When the KXL decision was "up in the air", fund managers stayed away from TRP which drove the share price down. As soon as the KXL decision was made, the uncertainty was removed and it is not a surprise at all the TRP has recovered despite the fact that the decison went the wrong way for TRP.
IMO, Line 3 is not an issue at all for ENB's share price despite the fact that a hand full of natives like being on TV to support their agenda. Fund managers look at Line 3 as a done deal. If Biden was going to get involved in a negative way, he would have done so by now. Four months of the six months of digging required have already been completed under Biden's watch.
The massive end of day crosses have slowed down to a trickle which is an indication that the selling pressure on ENB shares is off.

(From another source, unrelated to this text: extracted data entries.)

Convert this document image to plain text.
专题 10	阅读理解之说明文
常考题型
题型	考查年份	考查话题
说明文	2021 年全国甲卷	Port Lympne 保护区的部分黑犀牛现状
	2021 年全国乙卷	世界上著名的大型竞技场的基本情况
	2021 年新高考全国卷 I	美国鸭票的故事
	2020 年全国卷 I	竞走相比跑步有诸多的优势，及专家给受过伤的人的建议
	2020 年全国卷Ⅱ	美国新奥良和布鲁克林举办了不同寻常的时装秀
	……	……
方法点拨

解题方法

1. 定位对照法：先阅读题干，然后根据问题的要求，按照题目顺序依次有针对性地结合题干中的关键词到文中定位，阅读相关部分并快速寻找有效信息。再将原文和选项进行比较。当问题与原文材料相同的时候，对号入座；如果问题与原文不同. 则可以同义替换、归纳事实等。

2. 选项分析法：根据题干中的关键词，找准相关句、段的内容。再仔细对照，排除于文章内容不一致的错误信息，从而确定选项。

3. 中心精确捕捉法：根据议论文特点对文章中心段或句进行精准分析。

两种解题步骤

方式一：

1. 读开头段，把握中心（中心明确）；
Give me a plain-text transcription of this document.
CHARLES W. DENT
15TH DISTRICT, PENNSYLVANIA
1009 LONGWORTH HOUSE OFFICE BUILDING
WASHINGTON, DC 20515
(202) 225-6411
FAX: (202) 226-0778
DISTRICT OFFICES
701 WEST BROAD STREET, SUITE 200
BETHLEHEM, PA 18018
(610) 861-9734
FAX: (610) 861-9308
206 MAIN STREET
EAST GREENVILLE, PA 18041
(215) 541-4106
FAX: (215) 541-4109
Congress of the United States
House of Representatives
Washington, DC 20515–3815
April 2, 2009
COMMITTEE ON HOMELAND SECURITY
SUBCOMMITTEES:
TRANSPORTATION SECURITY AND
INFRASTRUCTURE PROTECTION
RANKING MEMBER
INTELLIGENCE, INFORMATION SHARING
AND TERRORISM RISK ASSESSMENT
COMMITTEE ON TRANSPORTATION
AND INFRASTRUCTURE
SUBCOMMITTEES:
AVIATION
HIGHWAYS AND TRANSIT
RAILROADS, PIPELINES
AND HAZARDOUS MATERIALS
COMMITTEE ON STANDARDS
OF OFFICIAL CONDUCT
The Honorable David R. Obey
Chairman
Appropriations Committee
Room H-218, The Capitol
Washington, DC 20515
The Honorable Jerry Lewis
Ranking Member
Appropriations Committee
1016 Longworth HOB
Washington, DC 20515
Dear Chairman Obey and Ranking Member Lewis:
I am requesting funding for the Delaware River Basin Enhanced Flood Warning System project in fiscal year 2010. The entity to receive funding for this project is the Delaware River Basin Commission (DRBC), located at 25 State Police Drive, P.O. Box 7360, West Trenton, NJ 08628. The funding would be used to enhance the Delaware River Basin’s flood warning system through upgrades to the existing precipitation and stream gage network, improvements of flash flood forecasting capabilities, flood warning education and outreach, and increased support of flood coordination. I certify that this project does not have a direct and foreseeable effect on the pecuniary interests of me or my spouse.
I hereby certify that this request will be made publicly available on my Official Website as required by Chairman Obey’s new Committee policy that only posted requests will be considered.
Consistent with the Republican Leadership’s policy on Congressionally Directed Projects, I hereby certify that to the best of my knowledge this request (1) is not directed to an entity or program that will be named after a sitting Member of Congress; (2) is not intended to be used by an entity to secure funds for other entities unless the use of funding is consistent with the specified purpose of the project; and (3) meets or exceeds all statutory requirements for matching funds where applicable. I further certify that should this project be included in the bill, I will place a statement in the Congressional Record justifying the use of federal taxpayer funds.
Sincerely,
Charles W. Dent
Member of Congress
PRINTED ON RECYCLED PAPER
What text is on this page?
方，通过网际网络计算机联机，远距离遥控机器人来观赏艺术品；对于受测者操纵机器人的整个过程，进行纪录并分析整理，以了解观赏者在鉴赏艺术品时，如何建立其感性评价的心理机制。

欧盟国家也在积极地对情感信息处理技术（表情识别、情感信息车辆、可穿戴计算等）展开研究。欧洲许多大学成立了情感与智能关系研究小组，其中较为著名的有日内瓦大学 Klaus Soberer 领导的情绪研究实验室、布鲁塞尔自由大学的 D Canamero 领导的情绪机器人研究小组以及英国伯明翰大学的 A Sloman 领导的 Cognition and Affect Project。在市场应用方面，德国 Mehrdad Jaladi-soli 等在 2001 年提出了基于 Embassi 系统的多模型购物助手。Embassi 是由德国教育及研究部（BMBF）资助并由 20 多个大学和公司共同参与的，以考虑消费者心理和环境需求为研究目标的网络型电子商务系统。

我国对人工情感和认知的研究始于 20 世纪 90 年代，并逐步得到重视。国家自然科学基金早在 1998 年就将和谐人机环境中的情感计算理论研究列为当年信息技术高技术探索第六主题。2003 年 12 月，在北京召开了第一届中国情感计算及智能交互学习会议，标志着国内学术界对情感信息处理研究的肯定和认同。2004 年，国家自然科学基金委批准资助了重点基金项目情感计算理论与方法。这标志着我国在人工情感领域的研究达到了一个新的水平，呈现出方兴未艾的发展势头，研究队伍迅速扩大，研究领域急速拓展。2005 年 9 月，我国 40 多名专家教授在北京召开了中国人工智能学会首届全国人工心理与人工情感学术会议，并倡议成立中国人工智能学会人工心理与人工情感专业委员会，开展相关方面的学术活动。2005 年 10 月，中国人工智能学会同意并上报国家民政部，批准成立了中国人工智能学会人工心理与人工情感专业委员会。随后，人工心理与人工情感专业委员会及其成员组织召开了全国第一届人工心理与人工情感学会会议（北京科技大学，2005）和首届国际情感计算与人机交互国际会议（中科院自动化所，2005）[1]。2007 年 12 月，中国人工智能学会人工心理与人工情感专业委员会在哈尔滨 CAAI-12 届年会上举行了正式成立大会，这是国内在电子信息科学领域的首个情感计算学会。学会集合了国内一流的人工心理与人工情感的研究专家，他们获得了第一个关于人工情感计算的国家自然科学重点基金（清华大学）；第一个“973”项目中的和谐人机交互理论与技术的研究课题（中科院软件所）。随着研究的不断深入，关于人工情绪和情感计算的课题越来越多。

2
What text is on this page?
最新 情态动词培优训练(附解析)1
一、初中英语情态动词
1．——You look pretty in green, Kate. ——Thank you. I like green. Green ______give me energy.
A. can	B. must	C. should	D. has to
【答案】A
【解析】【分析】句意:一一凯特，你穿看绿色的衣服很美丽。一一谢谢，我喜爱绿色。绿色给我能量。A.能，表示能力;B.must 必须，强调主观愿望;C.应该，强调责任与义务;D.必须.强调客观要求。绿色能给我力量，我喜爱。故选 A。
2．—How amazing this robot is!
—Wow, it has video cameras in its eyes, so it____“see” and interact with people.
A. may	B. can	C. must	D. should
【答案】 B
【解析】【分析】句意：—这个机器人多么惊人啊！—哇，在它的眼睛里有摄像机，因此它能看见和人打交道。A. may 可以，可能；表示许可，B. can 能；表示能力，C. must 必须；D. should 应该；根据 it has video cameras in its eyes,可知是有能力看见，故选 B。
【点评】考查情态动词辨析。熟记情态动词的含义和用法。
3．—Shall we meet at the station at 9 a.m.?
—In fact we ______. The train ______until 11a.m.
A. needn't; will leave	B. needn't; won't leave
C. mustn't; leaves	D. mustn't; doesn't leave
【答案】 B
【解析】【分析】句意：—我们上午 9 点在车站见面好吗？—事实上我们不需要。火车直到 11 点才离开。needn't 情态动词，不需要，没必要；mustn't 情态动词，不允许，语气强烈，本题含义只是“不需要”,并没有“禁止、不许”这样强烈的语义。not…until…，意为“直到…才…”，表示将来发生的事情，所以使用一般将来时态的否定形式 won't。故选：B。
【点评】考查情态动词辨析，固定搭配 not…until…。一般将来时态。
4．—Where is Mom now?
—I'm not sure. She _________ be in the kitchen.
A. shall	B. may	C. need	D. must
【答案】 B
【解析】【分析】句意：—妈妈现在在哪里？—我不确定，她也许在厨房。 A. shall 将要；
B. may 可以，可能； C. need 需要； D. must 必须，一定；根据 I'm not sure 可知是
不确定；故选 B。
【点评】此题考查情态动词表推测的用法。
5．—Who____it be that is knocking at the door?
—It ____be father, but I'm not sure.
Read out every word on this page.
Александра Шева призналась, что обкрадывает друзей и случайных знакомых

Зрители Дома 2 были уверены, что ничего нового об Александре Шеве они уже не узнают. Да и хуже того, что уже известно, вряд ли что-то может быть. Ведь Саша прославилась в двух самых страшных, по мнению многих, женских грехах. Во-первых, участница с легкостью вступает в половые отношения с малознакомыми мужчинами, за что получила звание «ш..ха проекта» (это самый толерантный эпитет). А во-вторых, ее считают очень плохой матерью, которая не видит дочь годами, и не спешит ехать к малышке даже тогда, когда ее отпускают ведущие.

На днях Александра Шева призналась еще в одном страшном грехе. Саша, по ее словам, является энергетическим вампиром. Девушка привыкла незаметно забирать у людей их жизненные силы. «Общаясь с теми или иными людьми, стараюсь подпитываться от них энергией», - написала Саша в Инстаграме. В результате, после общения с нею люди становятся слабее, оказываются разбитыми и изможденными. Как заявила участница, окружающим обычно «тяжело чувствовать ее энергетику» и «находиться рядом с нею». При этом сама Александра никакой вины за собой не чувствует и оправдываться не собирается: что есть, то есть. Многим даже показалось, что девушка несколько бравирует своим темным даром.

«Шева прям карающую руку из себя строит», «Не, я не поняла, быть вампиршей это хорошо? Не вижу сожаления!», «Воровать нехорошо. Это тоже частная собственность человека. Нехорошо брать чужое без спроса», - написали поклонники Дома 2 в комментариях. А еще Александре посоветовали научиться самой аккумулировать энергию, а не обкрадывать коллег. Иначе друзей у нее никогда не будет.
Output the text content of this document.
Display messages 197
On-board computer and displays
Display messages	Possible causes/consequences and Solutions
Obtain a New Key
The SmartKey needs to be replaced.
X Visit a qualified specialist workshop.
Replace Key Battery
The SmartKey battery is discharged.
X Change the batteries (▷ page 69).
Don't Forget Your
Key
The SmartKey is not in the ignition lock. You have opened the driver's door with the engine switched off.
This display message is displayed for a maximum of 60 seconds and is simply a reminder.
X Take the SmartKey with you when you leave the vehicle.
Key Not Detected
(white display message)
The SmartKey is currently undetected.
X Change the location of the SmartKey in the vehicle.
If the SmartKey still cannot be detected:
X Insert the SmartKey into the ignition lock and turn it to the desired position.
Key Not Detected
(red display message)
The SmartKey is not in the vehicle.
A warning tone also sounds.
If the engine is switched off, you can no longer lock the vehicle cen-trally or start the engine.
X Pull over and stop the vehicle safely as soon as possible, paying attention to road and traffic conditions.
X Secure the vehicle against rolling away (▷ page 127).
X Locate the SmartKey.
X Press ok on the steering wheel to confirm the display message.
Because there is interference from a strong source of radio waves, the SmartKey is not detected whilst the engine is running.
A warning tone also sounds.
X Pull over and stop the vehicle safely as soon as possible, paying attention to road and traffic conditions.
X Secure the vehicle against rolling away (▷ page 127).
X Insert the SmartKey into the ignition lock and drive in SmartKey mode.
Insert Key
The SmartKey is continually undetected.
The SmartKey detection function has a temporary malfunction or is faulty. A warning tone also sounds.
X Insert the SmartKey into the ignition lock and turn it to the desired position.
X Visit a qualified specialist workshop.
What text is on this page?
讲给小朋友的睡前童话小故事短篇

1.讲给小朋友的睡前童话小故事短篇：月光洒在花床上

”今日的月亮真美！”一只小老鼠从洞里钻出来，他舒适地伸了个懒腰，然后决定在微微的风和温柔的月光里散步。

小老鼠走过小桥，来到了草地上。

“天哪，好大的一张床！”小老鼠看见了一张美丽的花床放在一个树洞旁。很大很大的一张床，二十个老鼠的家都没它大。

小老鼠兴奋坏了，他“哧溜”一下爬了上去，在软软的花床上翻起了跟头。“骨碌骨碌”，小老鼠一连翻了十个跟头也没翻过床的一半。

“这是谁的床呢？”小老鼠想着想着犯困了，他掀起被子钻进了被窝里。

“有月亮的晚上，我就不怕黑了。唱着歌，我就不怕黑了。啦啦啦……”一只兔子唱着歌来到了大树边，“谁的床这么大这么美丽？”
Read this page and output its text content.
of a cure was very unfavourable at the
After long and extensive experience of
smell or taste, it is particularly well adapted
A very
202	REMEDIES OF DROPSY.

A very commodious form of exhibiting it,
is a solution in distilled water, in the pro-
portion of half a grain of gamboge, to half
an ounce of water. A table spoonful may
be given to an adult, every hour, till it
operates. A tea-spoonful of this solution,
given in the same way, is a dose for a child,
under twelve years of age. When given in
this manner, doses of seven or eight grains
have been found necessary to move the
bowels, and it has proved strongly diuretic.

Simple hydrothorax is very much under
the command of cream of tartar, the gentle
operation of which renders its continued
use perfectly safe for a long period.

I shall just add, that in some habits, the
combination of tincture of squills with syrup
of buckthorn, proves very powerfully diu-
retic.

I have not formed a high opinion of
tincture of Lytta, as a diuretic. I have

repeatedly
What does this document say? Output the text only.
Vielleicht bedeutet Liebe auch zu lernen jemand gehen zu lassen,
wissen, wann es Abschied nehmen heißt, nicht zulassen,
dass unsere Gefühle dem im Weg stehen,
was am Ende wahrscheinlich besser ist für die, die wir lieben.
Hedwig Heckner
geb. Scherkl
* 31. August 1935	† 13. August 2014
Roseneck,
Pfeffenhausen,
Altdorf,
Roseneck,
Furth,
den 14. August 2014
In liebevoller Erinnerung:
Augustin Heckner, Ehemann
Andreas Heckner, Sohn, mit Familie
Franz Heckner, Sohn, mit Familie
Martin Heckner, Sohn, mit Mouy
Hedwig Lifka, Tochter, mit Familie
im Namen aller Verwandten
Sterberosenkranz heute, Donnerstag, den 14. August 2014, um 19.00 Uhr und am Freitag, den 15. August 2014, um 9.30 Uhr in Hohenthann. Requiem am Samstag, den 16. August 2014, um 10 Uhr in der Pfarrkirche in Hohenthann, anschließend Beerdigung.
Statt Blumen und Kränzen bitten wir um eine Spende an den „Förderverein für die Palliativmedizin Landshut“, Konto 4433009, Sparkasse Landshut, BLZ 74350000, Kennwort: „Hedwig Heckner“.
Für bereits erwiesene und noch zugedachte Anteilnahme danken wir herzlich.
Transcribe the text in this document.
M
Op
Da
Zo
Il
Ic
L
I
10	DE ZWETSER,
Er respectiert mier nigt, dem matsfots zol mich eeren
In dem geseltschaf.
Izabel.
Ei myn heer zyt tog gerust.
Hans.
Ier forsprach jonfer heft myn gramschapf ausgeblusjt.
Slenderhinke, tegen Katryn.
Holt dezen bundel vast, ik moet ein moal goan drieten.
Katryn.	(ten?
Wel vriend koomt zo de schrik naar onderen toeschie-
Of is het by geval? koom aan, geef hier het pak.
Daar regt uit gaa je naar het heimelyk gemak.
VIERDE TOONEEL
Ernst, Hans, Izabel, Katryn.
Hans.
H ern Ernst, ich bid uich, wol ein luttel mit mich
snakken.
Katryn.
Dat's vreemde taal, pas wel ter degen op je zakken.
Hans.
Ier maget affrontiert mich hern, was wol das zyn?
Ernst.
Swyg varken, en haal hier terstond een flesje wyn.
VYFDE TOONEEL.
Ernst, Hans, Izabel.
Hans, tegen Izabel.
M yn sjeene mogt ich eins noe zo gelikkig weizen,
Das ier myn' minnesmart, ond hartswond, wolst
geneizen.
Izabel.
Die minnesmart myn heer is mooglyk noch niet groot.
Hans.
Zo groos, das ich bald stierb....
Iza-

I expect that the moment that Whitmer's ill-conceived political play gets rejected in court, the current Risk Off mentality will switch to Risk On when it comes to investing in ENB.
I like investing in great companies that I believe are being unfairly punished by the market due to short sighted fund managers.
I think ENB is being unfairly punished by the perceived risk of Line 5. In the worst case scenario, where Line 5 gets shut down and ENB does nothing in response to the shutdown, which I think is a very remote possibility, ENB's DCF is only going to be aversely affected by about 2% or possibly 3% at the very most.
Given ENB's rather brilliant track record, I suspect that ENB management will have contingency plans in place which would divert the dilbit elsewhere.
You can check out ENB's massive network of pipes which they can reroute liquids from Line 5 originating in Duluth here:
https://www.enbridge.com/~/media/Enb/Documents/Factsheets/FS_EnergyInfrastructureAssets.pdf?la=en
Once the unknown of Line 5's fate has been lifted, I believe we will learn about a significant shift in ownership of ENB because the hundreds of millions of shares sold by fund managers had to be bought by somebody which to date has not been reflected in the 13F filing.